Think of some of the things that you’ve been hard on yourself about. You know, the ones where you’ve called yourself a “fool”, “stupid”, a “failure”, “loser”, “reject” (or insert your insult of choice), and where you haven’t been able to forgive you and where you feel as if you need to keep reminding yourself of your screw-up lest you forget the ‘horrors’ of it and repeat it. How’s that working out for you? 

  • Do you feel good?
  • Do you feel loved, heard, cared for, forgiven?
  • Do you feel confident?
  • Do you evolve out of experiences due to the positive insights you gained and self-compassion?

Being hard on yourself, especially on a habitual basis, is an expression of contempt. You’re weaponising self-criticism and being your own worst critic. There’s no perspective or compassion; you’re being unforgiving. These critical judgments form part of your narrative, a backing track fuelling your inner critic. By being hard on yourself, you protect yourself from what you, on some level, along with your inner critic, think is a bigger future pain. The exaggerating of your past actions or flaws blocks vulnerability. 

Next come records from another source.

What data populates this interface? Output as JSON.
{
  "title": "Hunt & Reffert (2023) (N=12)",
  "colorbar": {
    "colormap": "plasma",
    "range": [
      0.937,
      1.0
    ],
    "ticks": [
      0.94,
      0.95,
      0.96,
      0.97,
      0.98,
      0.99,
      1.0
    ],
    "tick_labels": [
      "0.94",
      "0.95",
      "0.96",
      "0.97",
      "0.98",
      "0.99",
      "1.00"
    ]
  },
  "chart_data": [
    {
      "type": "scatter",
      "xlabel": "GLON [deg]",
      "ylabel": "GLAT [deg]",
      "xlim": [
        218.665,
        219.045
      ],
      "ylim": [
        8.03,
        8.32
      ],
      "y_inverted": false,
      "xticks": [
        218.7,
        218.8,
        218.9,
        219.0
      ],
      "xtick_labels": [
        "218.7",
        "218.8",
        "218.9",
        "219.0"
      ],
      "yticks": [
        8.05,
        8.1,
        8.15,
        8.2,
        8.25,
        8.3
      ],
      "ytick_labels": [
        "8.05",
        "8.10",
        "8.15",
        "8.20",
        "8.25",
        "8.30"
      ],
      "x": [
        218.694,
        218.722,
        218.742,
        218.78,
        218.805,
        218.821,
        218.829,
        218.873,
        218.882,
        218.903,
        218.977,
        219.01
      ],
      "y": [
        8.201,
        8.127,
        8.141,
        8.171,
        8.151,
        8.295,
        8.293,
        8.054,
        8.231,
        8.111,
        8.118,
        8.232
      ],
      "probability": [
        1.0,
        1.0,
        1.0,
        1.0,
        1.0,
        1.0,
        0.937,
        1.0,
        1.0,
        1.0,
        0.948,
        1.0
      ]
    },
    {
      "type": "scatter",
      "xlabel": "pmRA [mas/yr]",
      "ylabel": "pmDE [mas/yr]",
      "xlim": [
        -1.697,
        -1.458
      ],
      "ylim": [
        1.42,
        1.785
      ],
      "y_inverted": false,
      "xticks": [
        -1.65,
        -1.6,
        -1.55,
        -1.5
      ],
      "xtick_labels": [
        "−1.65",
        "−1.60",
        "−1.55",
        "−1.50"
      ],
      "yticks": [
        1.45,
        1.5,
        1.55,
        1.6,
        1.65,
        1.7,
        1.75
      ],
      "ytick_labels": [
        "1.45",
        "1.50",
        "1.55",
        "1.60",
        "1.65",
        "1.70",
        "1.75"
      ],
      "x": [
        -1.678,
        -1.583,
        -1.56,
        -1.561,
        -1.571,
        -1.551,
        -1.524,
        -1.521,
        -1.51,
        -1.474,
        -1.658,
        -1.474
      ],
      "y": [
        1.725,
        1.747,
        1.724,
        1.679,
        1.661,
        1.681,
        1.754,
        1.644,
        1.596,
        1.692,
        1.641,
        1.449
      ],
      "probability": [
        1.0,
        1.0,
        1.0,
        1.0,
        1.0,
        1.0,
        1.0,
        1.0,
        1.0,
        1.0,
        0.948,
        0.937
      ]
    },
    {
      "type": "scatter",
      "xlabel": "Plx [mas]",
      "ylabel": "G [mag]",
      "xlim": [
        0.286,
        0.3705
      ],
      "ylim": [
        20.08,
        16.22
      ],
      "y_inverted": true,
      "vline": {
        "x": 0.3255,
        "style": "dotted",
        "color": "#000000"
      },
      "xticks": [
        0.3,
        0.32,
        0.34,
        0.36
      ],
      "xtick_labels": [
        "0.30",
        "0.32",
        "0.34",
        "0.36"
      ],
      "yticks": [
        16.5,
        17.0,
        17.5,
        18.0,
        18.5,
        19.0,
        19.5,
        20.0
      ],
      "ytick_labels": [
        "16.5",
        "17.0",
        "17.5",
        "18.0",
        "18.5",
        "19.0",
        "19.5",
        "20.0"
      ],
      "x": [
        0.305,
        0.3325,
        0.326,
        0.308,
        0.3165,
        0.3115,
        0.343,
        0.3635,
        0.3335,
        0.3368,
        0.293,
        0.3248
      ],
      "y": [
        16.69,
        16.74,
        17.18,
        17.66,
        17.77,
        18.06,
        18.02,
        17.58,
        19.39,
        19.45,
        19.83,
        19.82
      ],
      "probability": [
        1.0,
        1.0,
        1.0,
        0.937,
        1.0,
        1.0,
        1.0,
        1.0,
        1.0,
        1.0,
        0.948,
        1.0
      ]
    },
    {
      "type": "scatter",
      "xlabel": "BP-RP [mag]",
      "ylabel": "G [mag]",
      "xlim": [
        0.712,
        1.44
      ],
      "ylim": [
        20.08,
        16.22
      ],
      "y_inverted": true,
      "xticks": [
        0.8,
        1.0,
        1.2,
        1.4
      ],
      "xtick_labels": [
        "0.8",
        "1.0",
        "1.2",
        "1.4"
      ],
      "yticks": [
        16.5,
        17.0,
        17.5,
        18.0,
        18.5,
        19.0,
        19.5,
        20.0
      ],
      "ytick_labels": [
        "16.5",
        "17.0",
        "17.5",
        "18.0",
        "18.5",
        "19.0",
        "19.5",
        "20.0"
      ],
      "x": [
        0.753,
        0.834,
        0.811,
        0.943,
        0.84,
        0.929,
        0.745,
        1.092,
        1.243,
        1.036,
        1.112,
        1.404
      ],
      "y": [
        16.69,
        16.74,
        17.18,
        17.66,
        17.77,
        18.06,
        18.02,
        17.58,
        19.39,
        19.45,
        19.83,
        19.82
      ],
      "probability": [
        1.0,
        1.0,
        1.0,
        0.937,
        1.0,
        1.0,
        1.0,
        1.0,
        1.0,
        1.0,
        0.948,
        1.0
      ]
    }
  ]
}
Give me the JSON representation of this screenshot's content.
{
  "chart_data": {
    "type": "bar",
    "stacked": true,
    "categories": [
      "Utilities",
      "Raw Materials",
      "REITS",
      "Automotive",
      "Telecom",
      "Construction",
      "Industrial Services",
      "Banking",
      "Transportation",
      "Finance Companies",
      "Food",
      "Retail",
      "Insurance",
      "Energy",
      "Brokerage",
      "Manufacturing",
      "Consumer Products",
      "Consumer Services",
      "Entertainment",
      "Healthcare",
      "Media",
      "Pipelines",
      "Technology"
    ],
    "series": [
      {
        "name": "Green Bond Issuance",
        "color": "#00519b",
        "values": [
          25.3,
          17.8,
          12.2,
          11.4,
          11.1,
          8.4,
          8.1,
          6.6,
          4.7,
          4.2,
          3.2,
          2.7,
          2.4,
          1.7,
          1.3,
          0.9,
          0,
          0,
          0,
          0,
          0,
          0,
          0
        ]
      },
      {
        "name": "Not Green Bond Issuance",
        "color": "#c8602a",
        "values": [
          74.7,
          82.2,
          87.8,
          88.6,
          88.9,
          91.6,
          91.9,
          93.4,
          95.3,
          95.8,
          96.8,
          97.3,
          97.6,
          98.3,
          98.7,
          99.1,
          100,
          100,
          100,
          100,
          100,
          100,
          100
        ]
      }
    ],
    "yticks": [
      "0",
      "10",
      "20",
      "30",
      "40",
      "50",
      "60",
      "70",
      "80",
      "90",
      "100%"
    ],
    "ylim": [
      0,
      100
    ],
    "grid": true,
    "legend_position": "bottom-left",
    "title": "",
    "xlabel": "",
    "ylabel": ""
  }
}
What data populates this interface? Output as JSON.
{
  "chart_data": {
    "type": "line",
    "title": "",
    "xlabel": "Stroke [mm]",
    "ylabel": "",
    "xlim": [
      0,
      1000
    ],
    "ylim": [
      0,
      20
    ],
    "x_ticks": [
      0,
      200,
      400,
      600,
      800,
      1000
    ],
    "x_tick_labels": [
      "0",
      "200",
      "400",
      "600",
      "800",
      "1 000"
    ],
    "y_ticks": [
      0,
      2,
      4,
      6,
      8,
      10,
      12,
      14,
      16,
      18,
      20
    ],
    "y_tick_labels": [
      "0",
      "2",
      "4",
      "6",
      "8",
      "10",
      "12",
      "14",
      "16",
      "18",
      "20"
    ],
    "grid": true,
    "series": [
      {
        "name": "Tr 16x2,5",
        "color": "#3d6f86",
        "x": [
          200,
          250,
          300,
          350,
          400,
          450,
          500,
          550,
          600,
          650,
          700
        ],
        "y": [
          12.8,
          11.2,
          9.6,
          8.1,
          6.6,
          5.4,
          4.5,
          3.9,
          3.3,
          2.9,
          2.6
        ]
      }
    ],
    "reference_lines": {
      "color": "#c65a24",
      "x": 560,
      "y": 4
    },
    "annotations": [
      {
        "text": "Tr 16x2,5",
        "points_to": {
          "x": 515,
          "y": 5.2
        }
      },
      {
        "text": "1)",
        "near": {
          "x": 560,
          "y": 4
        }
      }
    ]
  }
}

Being hard on yourself is harmful, not helpful, demotivating you while robbing you of willpower, perspective, and a healthy self-image

If you tend to be hard on yourself, you do the same thing and expect different results. If being hard on yourself worked, it would have worked by now. It’s not because you’re “not good enough” that the criticism isn’t working; you’re using a hammer where you need a hug. Practising self-compassion is crucial in overcoming self-criticism. You have to actively choose to be kinder to yourself in instances where your habit is to go hard.